Claudio está negado para la música clásica! Fue suficiente tan tajante aseveración de su madre, y además prima mía, para despertar mi vocación de mentor, e intentar demostrar que cualquier ser con una pizca de oído musical (en este caso un joven en la edad del acné y del pop) es recuperable para los clásicos. Y aprovechando que coincidía nuestro lugar de veraneo, me llevé una buena provisión de CD de Mozart, dispuesto a afrontar el reto de inocularle a Claudio una saludable infección del clásico por antonomasia.

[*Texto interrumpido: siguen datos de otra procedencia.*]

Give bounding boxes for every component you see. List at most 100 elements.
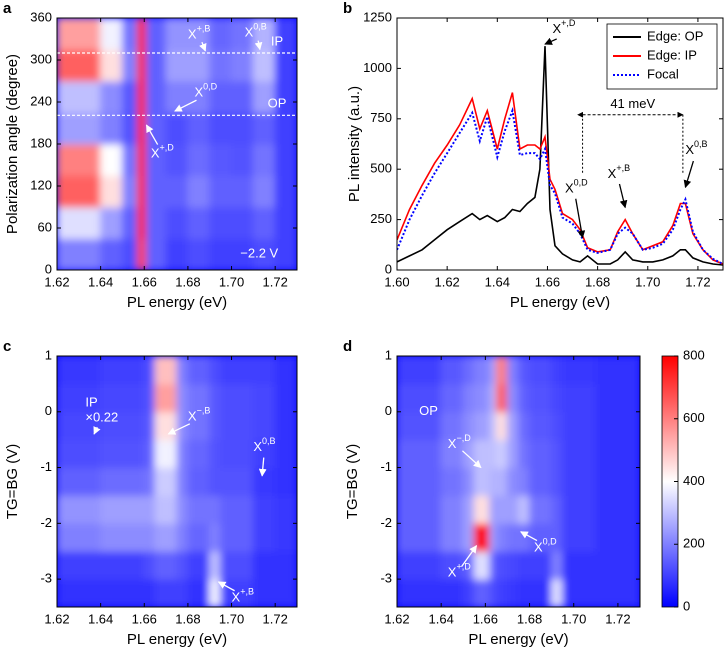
reference-label: OP — [268, 96, 287, 111]
x-tick-label: 1.66 — [132, 611, 157, 626]
heatmap-cell — [78, 206, 102, 239]
heatmap-cell — [440, 522, 464, 552]
x-tick-label: 1.64 — [88, 611, 113, 626]
heatmap-cell — [462, 467, 475, 496]
heatmap-cell — [57, 238, 80, 270]
annotation-text: X — [685, 142, 694, 157]
heatmap-cell — [121, 18, 139, 50]
heatmap-cell — [154, 522, 178, 552]
heatmap-cell — [100, 49, 123, 82]
heatmap-cell — [551, 494, 564, 524]
heatmap-cell — [209, 494, 222, 524]
annotation-arrow — [254, 40, 263, 51]
heatmap-cell — [489, 467, 497, 496]
heatmap-cell — [274, 439, 297, 469]
heatmap-cell — [595, 550, 640, 580]
heatmap-cell — [121, 49, 139, 82]
annotation: X0,D — [194, 82, 217, 100]
annotation-arrow — [174, 99, 197, 112]
heatmap-cell — [595, 494, 640, 524]
heatmap-cell — [187, 238, 211, 270]
x-tick-label: 1.68 — [175, 611, 200, 626]
annotation-arrow — [93, 426, 101, 435]
annotation: X+,D — [552, 18, 575, 36]
heatmap-cell — [176, 578, 189, 607]
line-series — [397, 92, 723, 265]
heatmap-cell — [489, 356, 497, 385]
heatmap-cell — [473, 522, 491, 552]
heatmap-cell — [489, 383, 497, 413]
heatmap-cell — [397, 411, 442, 441]
heatmap-cell — [209, 578, 222, 607]
heatmap-cell — [187, 49, 211, 82]
heatmap-cell — [462, 522, 475, 552]
heatmap-cell — [252, 550, 276, 580]
heatmap-cell — [495, 356, 508, 385]
x-tick-label: 1.68 — [517, 611, 542, 626]
heatmap-cell — [440, 494, 464, 524]
heatmap-cell — [274, 411, 297, 441]
x-axis-label: PL energy (eV) — [468, 631, 568, 648]
legend-label: Focal — [647, 66, 679, 81]
heatmap-cell — [506, 383, 519, 413]
heatmap-cell — [165, 206, 189, 239]
annotation-text: X — [245, 25, 254, 40]
heatmap-cell — [462, 439, 475, 469]
heatmap-cell — [187, 18, 211, 50]
heatmap-cell — [252, 411, 276, 441]
heatmap-cell — [145, 206, 167, 239]
heatmap-cell — [176, 383, 189, 413]
y-axis-label: PL intensity (a.u.) — [346, 86, 363, 202]
heatmap-cell — [137, 80, 147, 113]
y-tick-label: 1 — [45, 347, 52, 362]
heatmap-cell — [252, 112, 276, 145]
heatmap-cell — [529, 467, 553, 496]
annotation-sup: −,B — [197, 406, 211, 416]
heatmap-cell — [274, 356, 297, 385]
x-tick-label: 1.66 — [473, 611, 498, 626]
annotation: X+,D — [151, 143, 174, 161]
reference-label: IP — [271, 33, 283, 48]
annotation: X+,B — [608, 164, 630, 182]
panel-letter: b — [343, 0, 352, 17]
heatmap-cell — [176, 550, 189, 580]
heatmap-cell — [154, 439, 178, 469]
heatmap-cell — [165, 112, 189, 145]
colorbar-tick-label: 200 — [683, 536, 705, 551]
heatmap-cell — [473, 467, 491, 496]
annotation: OP — [419, 403, 438, 418]
x-tick-label: 1.62 — [44, 274, 69, 289]
heatmap-cell — [78, 80, 102, 113]
heatmap-cell — [231, 143, 254, 176]
annotation-sup: 0,B — [262, 436, 276, 446]
heatmap-cell — [143, 494, 156, 524]
y-tick-label: -2 — [40, 515, 52, 530]
heatmap-cell — [176, 439, 189, 469]
heatmap-cell — [551, 356, 564, 385]
heatmap-cell — [397, 383, 442, 413]
heatmap-cell — [143, 411, 156, 441]
heatmap-cell — [176, 356, 189, 385]
heatmap-cell — [209, 467, 222, 496]
annotation-arrow — [461, 545, 478, 567]
heatmap-cell — [462, 494, 475, 524]
heatmap-cell — [165, 49, 189, 82]
heatmap-cell — [231, 112, 254, 145]
heatmap-cell — [100, 411, 145, 441]
heatmap-cell — [397, 550, 442, 580]
heatmap-cell — [595, 411, 640, 441]
heatmap-cell — [100, 494, 145, 524]
heatmap-cell — [231, 175, 254, 208]
heatmap-cell — [100, 439, 145, 469]
heatmap-cell — [220, 383, 254, 413]
heatmap-cell — [397, 439, 442, 469]
heatmap-cell — [506, 467, 519, 496]
heatmap-cell — [187, 383, 211, 413]
heatmap-cell — [145, 143, 167, 176]
annotation-text: X — [188, 409, 197, 424]
heatmap-cell — [121, 206, 139, 239]
heatmap — [397, 356, 640, 607]
heatmap-cell — [489, 439, 497, 469]
colorbar-tick-label: 800 — [683, 347, 705, 362]
panel-letter: d — [343, 338, 352, 355]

La elección había sido sencilla: no se me ocurre ningún compositor que respire alegría y revelación de lo perfecto como el genio de Salzburgo. Es más, posiblemente se podría tocar desde la primera hasta la última nota de sus obras completas, una detrás de la otra, sin que el aire dejara de vibrar ni por un momento de júbilo y armonía. Para que no me traten de exagerado, me avendría a dejar fuera de tan gozosa relación a su misa de Réquiem, pues admito que constituye, musicalmente hablando, un heraldo de la muerte, sobrecogedor donde los haya. (Aunque en honor a la verdad Mozart tampoco se cortaba un pelo a la hora de autoplagiarse temas mundanos para colarlos de rondón en sus obras sacras).

En resumen, con el apoyo logístico de algún incentivo complementario espurio, como ofrecerle a Claudio la piscina de mi casa, o el acceso "gratis total" a la pastelería del pueblo, pude disponer de un cupo suficiente de su tiempo, para someterle impunemente a dosis progresivamente más largas y más densas de mi música favorita con el legítimo afán de que se convirtiera también en la suya. Empezamos por la Marcha turca, subiendo el listón con la Pequeña serenata nocturna, intercalando tonadillas populares de sus óperas, y pasando por los conciertos más asequibles, con instrumentos como el clarinete, más afín al rudimentario acervo musical inicial de mi alumno. Poco a poco, lo que fuera umbral de dolor se tornó en nivel de tolerancia, y me cabe el orgullo de que al final del verano incluso hallara mi educando un placer que ya no ocultaba, en escuchar las Misas breves. (Yo le había engatusado con lo de breve, pues aunque por lo general las obras no son largas, su brevedad atañe realmente a la espartana orquestación, lo que convertía estas misas en piezas muy populares en las parroquias modestas de medios escasos).

Pero cuando me convencí definitivamente de haber alumbrado un nuevo forofo de Amadeo fue, bien avanzado el otoño, en una visita sin previo aviso a la casa de Claudio. Ya en el jardín me envolvieron los recios acordes del tercer movimiento de la sinfonía de Júpiter, brotando a chorros por la ventana abierta de la habitación del convertido catecúmeno.

Al saludarle me miró, como pillado in fraganti, despachándose con el comentario: "Es curioso el Mozart este. Gana con el tiempo". Observación que no sólo refrendaba mi pequeña victoria, sino por encima de todo el triunfo irresistible de nuestro ya común amigo Wolfgang Amadeus Mozart.